The sob turned into a scream. Goldsmith held Richard to the couch as if he might leap away. Legs and arms thrashing, feeling all the unfairness and the pain and the necessity of feeling the unfairness and pain to honor his dead he must suffer. Would be cheap and lessen their value not to suffer as much as he possibly could. Goldsmith hung on. Finally they lay embraced on the couch, Richard holding Goldsmith, Goldsmith lying half on half off, still clutching him.
“Rock. Stone, man. Feel your strength inside. I know it’s there. I couldn’t take this. But you can, Dick. Hold on.”
“All right,” Richard moaned. “All right.”
“We love you, man. Hold on to it.”
—Goldsmith. The real one.
Goldsmith pulled back and his hair was gray, his face lined. “I’m clay. When you grieve for me, my friend, remember…You don’t owe me anything but what you give me when I’m alive. That’s it. Debt cleared.”
/> Richard nodded. Swallowed an agonizing knot in his throat. He had had enough. With a jerk he floated free of the memory and dream, felt a pressure as if he were confined in gray cotton, then a simple drift, bits and pieces of other dreams cascading and reassembling, dissolving. He opened his eyes and sat up on the side of the bed. Trembling, he hung his hands over his knees and leaned forward.
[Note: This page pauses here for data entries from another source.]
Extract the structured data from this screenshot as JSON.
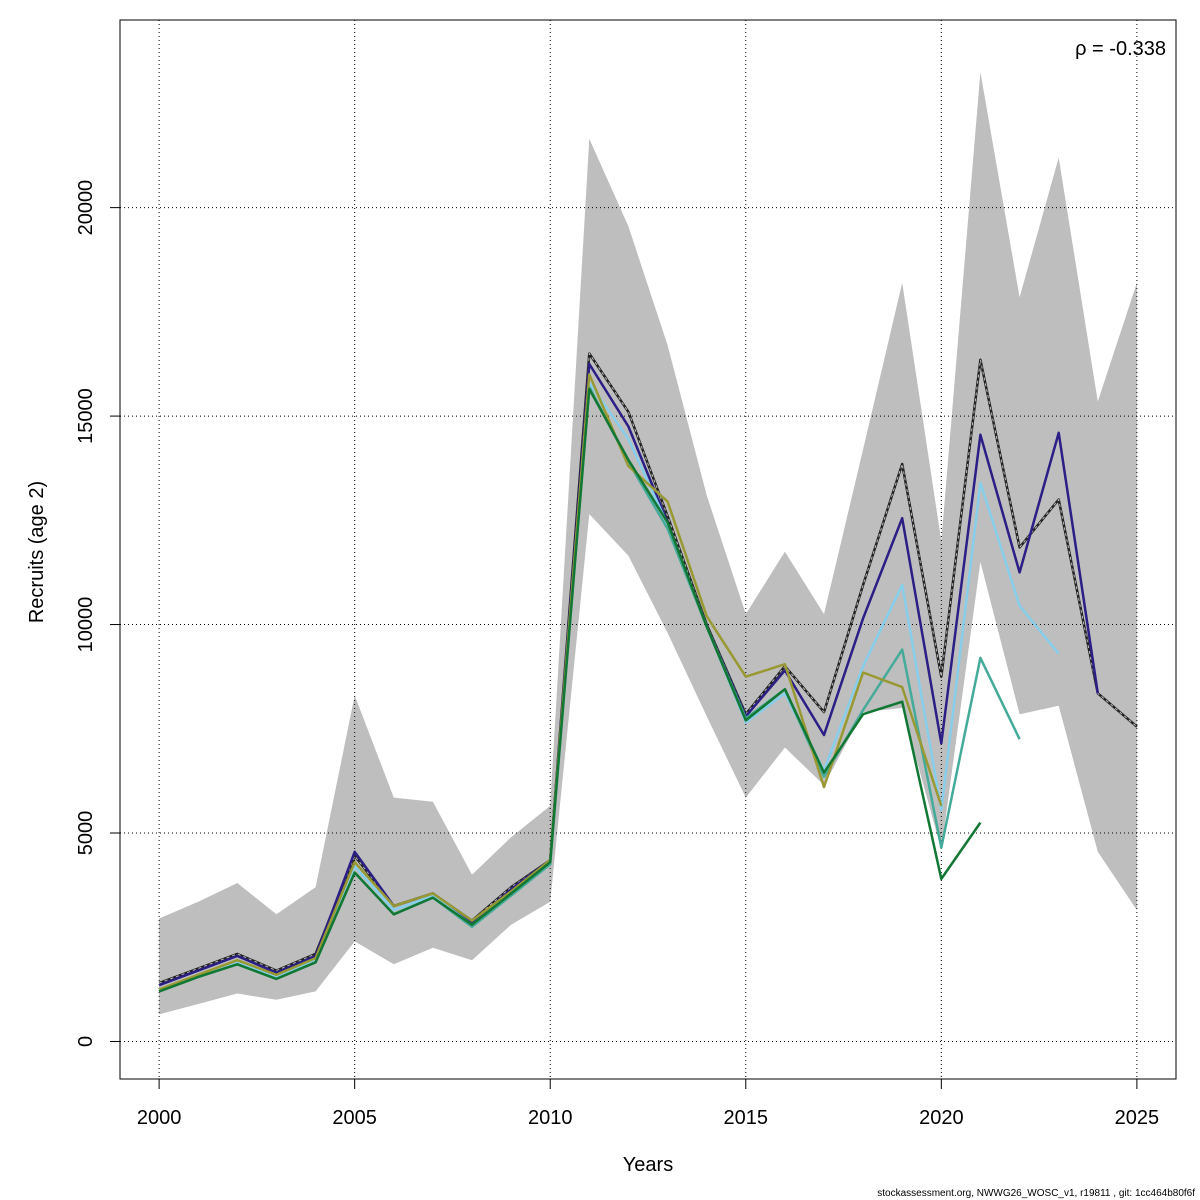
{
  "chart_data": {
    "type": "line",
    "xlabel": "Years",
    "ylabel": "Recruits (age 2)",
    "annotation": "ρ = -0.338",
    "footer": "stockassessment.org, NWWG26_WOSC_v1, r19811 , git: 1cc464b80f6f",
    "xlim": [
      1999,
      2026
    ],
    "ylim": [
      -900,
      24500
    ],
    "xticks": [
      2000,
      2005,
      2010,
      2015,
      2020,
      2025
    ],
    "yticks": [
      0,
      5000,
      10000,
      15000,
      20000
    ],
    "grid": true,
    "confidence_band": {
      "color": "#bebebe",
      "x": [
        2000,
        2001,
        2002,
        2003,
        2004,
        2005,
        2006,
        2007,
        2008,
        2009,
        2010,
        2011,
        2012,
        2013,
        2014,
        2015,
        2016,
        2017,
        2018,
        2019,
        2020,
        2021,
        2022,
        2023,
        2024,
        2025
      ],
      "upper": [
        2950,
        3350,
        3800,
        3050,
        3700,
        8300,
        5850,
        5750,
        4000,
        4900,
        5650,
        21650,
        19550,
        16700,
        13100,
        10250,
        11750,
        10250,
        14200,
        18200,
        12000,
        23250,
        17850,
        21200,
        15350,
        18200
      ],
      "lower": [
        650,
        900,
        1150,
        1000,
        1200,
        2400,
        1850,
        2250,
        1950,
        2800,
        3350,
        12650,
        11650,
        9800,
        7800,
        5850,
        7050,
        6150,
        7900,
        8000,
        4600,
        11500,
        7850,
        8050,
        4550,
        3150
      ]
    },
    "series": [
      {
        "color": "#222222",
        "dashed": true,
        "width": 2.5,
        "x": [
          2000,
          2001,
          2002,
          2003,
          2004,
          2005,
          2006,
          2007,
          2008,
          2009,
          2010,
          2011,
          2012,
          2013,
          2014,
          2015,
          2016,
          2017,
          2018,
          2019,
          2020,
          2021,
          2022,
          2023,
          2024,
          2025
        ],
        "values": [
          1400,
          1750,
          2100,
          1700,
          2100,
          4450,
          3250,
          3550,
          2900,
          3700,
          4350,
          16500,
          15100,
          12600,
          10000,
          7850,
          9000,
          7900,
          10950,
          13850,
          8750,
          16350,
          11850,
          13000,
          8350,
          7550
        ]
      },
      {
        "color": "#2b1e85",
        "dashed": false,
        "width": 2.5,
        "x": [
          2000,
          2001,
          2002,
          2003,
          2004,
          2005,
          2006,
          2007,
          2008,
          2009,
          2010,
          2011,
          2012,
          2013,
          2014,
          2015,
          2016,
          2017,
          2018,
          2019,
          2020,
          2021,
          2022,
          2023,
          2024
        ],
        "values": [
          1350,
          1700,
          2050,
          1650,
          2050,
          4550,
          3250,
          3550,
          2850,
          3650,
          4350,
          16250,
          14750,
          12450,
          9950,
          7800,
          8900,
          7350,
          10150,
          12550,
          7150,
          14550,
          11250,
          14600,
          8350
        ]
      },
      {
        "color": "#87ceeb",
        "dashed": false,
        "width": 2.5,
        "x": [
          2000,
          2001,
          2002,
          2003,
          2004,
          2005,
          2006,
          2007,
          2008,
          2009,
          2010,
          2011,
          2012,
          2013,
          2014,
          2015,
          2016,
          2017,
          2018,
          2019,
          2020,
          2021,
          2022,
          2023
        ],
        "values": [
          1250,
          1600,
          1900,
          1550,
          1950,
          4200,
          3150,
          3500,
          2800,
          3550,
          4300,
          15800,
          14450,
          12400,
          9950,
          7650,
          8350,
          6500,
          9000,
          10950,
          5550,
          13400,
          10450,
          9300
        ]
      },
      {
        "color": "#44aa99",
        "dashed": false,
        "width": 2.5,
        "x": [
          2000,
          2001,
          2002,
          2003,
          2004,
          2005,
          2006,
          2007,
          2008,
          2009,
          2010,
          2011,
          2012,
          2013,
          2014,
          2015,
          2016,
          2017,
          2018,
          2019,
          2020,
          2021,
          2022
        ],
        "values": [
          1200,
          1550,
          1850,
          1500,
          1900,
          4050,
          3050,
          3450,
          2750,
          3500,
          4250,
          15700,
          13900,
          12300,
          9950,
          7750,
          8450,
          6350,
          7950,
          9400,
          4650,
          9200,
          7250
        ]
      },
      {
        "color": "#999933",
        "dashed": false,
        "width": 2.5,
        "x": [
          2000,
          2001,
          2002,
          2003,
          2004,
          2005,
          2006,
          2007,
          2008,
          2009,
          2010,
          2011,
          2012,
          2013,
          2014,
          2015,
          2016,
          2017,
          2018,
          2019,
          2020
        ],
        "values": [
          1250,
          1600,
          1950,
          1600,
          2000,
          4300,
          3250,
          3550,
          2900,
          3600,
          4350,
          16000,
          13800,
          12950,
          10200,
          8750,
          9050,
          6100,
          8850,
          8500,
          5650
        ]
      },
      {
        "color": "#117733",
        "dashed": false,
        "width": 2.5,
        "x": [
          2000,
          2001,
          2002,
          2003,
          2004,
          2005,
          2006,
          2007,
          2008,
          2009,
          2010,
          2011,
          2012,
          2013,
          2014,
          2015,
          2016,
          2017,
          2018,
          2019,
          2020,
          2021
        ],
        "values": [
          1200,
          1550,
          1850,
          1500,
          1900,
          4050,
          3050,
          3450,
          2800,
          3550,
          4300,
          15650,
          13950,
          12450,
          9950,
          7700,
          8450,
          6450,
          7850,
          8150,
          3900,
          5250
        ]
      }
    ]
  }
}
Beside him Nadine moaned in her sleep and rolled over.
Richard stood slowly and went to the window.
+ How much buried. Dig it up, bury it again. He helped me. Was kind to me. A friend. Now he’s dead he must be. I can’t feel his presence.
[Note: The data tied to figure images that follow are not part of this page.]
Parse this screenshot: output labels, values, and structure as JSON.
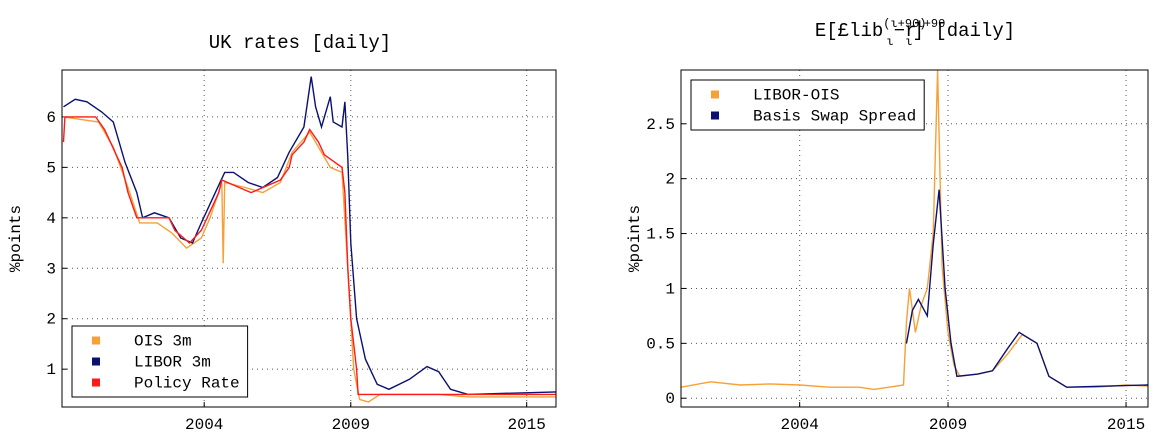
{
  "chart_data": [
    {
      "type": "line",
      "title": "UK rates [daily]",
      "ylabel": "%points",
      "xlim": [
        1999.15,
        2016.0
      ],
      "ylim": [
        0.25,
        6.93
      ],
      "xticks": [
        2004,
        2009,
        2015
      ],
      "yticks": [
        1,
        2,
        3,
        4,
        5,
        6
      ],
      "grid": true,
      "legend": "lower left",
      "series": [
        {
          "name": "OIS 3m",
          "color": "#f7a035",
          "x": [
            1999.2,
            2000.4,
            2000.9,
            2001.4,
            2001.8,
            2002.4,
            2002.9,
            2003.4,
            2003.9,
            2004.2,
            2004.6,
            2004.65,
            2004.7,
            2005.4,
            2006.0,
            2006.6,
            2007.0,
            2007.6,
            2007.9,
            2008.3,
            2008.7,
            2008.9,
            2009.1,
            2009.3,
            2009.6,
            2010.0,
            2012.0,
            2013.0,
            2016.0
          ],
          "values": [
            6.0,
            5.9,
            5.4,
            4.6,
            3.9,
            3.9,
            3.7,
            3.4,
            3.6,
            4.0,
            4.7,
            3.1,
            4.7,
            4.6,
            4.5,
            4.7,
            5.3,
            5.7,
            5.4,
            5.0,
            4.9,
            3.0,
            1.0,
            0.4,
            0.35,
            0.5,
            0.5,
            0.45,
            0.45
          ]
        },
        {
          "name": "LIBOR 3m",
          "color": "#0a1172",
          "x": [
            1999.2,
            1999.6,
            2000.0,
            2000.5,
            2000.9,
            2001.3,
            2001.7,
            2001.9,
            2002.3,
            2002.8,
            2003.2,
            2003.6,
            2003.9,
            2004.3,
            2004.7,
            2005.0,
            2005.5,
            2006.0,
            2006.5,
            2006.9,
            2007.4,
            2007.65,
            2007.8,
            2008.0,
            2008.3,
            2008.4,
            2008.7,
            2008.8,
            2008.9,
            2009.0,
            2009.2,
            2009.5,
            2009.9,
            2010.3,
            2011.0,
            2011.6,
            2012.0,
            2012.4,
            2013.0,
            2016.0
          ],
          "values": [
            6.2,
            6.35,
            6.3,
            6.1,
            5.9,
            5.1,
            4.5,
            4.0,
            4.1,
            4.0,
            3.6,
            3.5,
            3.9,
            4.4,
            4.9,
            4.9,
            4.7,
            4.6,
            4.8,
            5.3,
            5.8,
            6.8,
            6.2,
            5.8,
            6.4,
            5.9,
            5.8,
            6.3,
            5.2,
            3.5,
            2.0,
            1.2,
            0.7,
            0.6,
            0.8,
            1.05,
            0.95,
            0.6,
            0.5,
            0.55
          ]
        },
        {
          "name": "Policy Rate",
          "color": "#ff1a1a",
          "x": [
            1999.2,
            1999.25,
            2000.3,
            2000.6,
            2000.8,
            2001.0,
            2001.2,
            2001.4,
            2001.7,
            2002.8,
            2003.0,
            2003.5,
            2003.9,
            2004.1,
            2004.3,
            2004.5,
            2004.6,
            2005.6,
            2006.6,
            2006.9,
            2007.0,
            2007.4,
            2007.6,
            2007.9,
            2008.1,
            2008.7,
            2008.8,
            2008.9,
            2009.0,
            2009.1,
            2009.2,
            2009.25,
            2016.0
          ],
          "values": [
            5.5,
            6.0,
            6.0,
            5.75,
            5.5,
            5.25,
            5.0,
            4.5,
            4.0,
            4.0,
            3.75,
            3.5,
            3.75,
            4.0,
            4.25,
            4.5,
            4.75,
            4.5,
            4.75,
            5.0,
            5.25,
            5.5,
            5.75,
            5.5,
            5.25,
            5.0,
            4.5,
            3.0,
            2.0,
            1.5,
            1.0,
            0.5,
            0.5
          ]
        }
      ]
    },
    {
      "type": "line",
      "title": [
        "E[£lib",
        "(ι+90)",
        "ι",
        "−r",
        "ι+90",
        "ι",
        "] [daily]"
      ],
      "ylabel": "%points",
      "xlim": [
        2000.0,
        2015.74
      ],
      "ylim": [
        -0.08,
        2.99
      ],
      "xticks": [
        2004,
        2009,
        2015
      ],
      "yticks": [
        0,
        0.5,
        1,
        1.5,
        2,
        2.5
      ],
      "grid": true,
      "legend": "upper left",
      "series": [
        {
          "name": "LIBOR-OIS",
          "color": "#f7a035",
          "x": [
            2000.0,
            2001.0,
            2002.0,
            2003.0,
            2004.0,
            2005.0,
            2006.0,
            2006.5,
            2007.0,
            2007.5,
            2007.6,
            2007.7,
            2007.9,
            2008.1,
            2008.3,
            2008.5,
            2008.65,
            2008.8,
            2009.0,
            2009.2,
            2009.4,
            2010.0,
            2010.5,
            2011.0,
            2011.5,
            2012.0,
            2012.4,
            2013.0,
            2014.0,
            2015.0,
            2015.74
          ],
          "values": [
            0.1,
            0.15,
            0.12,
            0.13,
            0.12,
            0.1,
            0.1,
            0.08,
            0.1,
            0.12,
            0.7,
            1.0,
            0.6,
            0.85,
            1.0,
            1.5,
            2.99,
            1.2,
            0.6,
            0.3,
            0.2,
            0.22,
            0.25,
            0.4,
            0.58,
            0.5,
            0.2,
            0.1,
            0.1,
            0.12,
            0.11
          ]
        },
        {
          "name": "Basis Swap Spread",
          "color": "#0a1172",
          "x": [
            2007.6,
            2007.8,
            2008.0,
            2008.3,
            2008.5,
            2008.7,
            2008.9,
            2009.1,
            2009.3,
            2010.0,
            2010.5,
            2011.0,
            2011.4,
            2012.0,
            2012.4,
            2013.0,
            2015.74
          ],
          "values": [
            0.5,
            0.8,
            0.9,
            0.75,
            1.4,
            1.9,
            1.0,
            0.5,
            0.2,
            0.22,
            0.25,
            0.45,
            0.6,
            0.5,
            0.2,
            0.1,
            0.12
          ]
        }
      ]
    }
  ]
}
Richard’s memory of that day was not clear. The dream hadn’t conveyed the whole story, not the conclusion. Goldsmith’s friend Harriet had come through the door without knocking while Goldsmith and Richard held each other on the couch. She had asked “What’s this?” and dropped a box of groceries on the floor. Then she had broken down in tears while Goldsmith tried to explain that Richard and he were not lovers. Harriet had never really understood; she and Goldsmith had ended their relationship a few weeks later.
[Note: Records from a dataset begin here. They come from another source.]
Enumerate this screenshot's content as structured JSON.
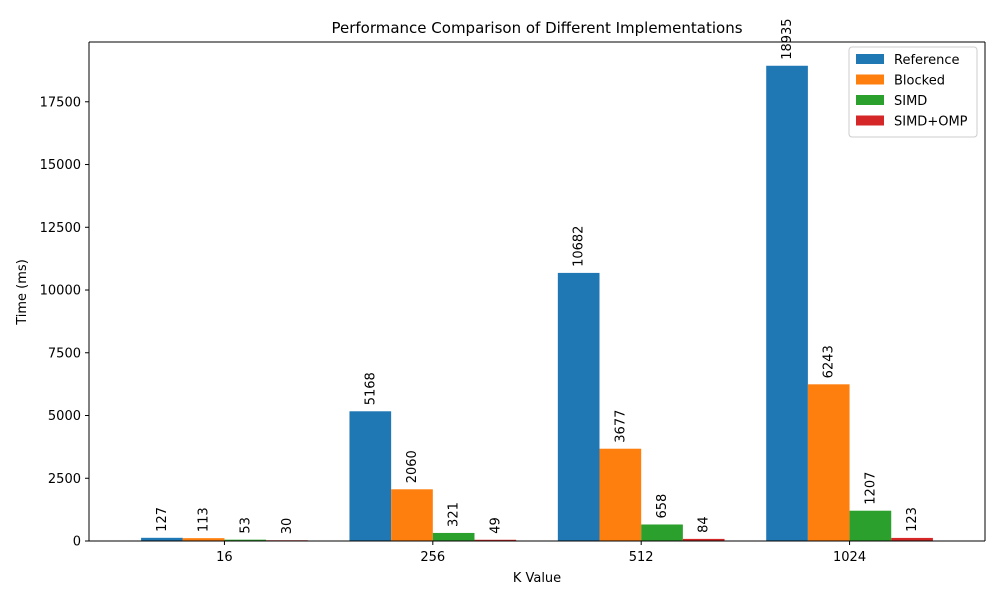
{
  "chart_data": {
    "type": "bar",
    "title": "Performance Comparison of Different Implementations",
    "xlabel": "K Value",
    "ylabel": "Time (ms)",
    "categories": [
      "16",
      "256",
      "512",
      "1024"
    ],
    "series": [
      {
        "name": "Reference",
        "color": "#1f77b4",
        "values": [
          127,
          5168,
          10682,
          18935
        ]
      },
      {
        "name": "Blocked",
        "color": "#ff7f0e",
        "values": [
          113,
          2060,
          3677,
          6243
        ]
      },
      {
        "name": "SIMD",
        "color": "#2ca02c",
        "values": [
          53,
          321,
          658,
          1207
        ]
      },
      {
        "name": "SIMD+OMP",
        "color": "#d62728",
        "values": [
          30,
          49,
          84,
          123
        ]
      }
    ],
    "ylim": [
      0,
      19881.75
    ],
    "yticks": [
      "0",
      "2500",
      "5000",
      "7500",
      "10000",
      "12500",
      "15000",
      "17500"
    ],
    "grid": false,
    "legend_position": "top-right"
  }
}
Richard parted the window curtains, rubbed his eyes and shook his head, smiling. That had embarrassed the hell out of Goldsmith.
He glanced at the glowing numbers on the bedside clock. Three hundred. In a few hours the sun would rise over the hills and the combs would mete it out to those in their shadow, mirrors spreading the winter dawn, echoing from tower to tower second third and fourth hand, but still sun.
“Let’s go hunt some sunshine,” he whispered.
55
Mary Choy had pulled a chair across her spacious bedroom to the eastfacing window. Then she had sat and waited for sunrise. The sun had come up an hour after she had awakened, the dawn brief and beautiful from the mansion’s perspective high in the mountains of Hispaniola. With daylight guards and soldiers had gathered in the garden below the window, standing in groups of three or four until they were replaced by the morning watch.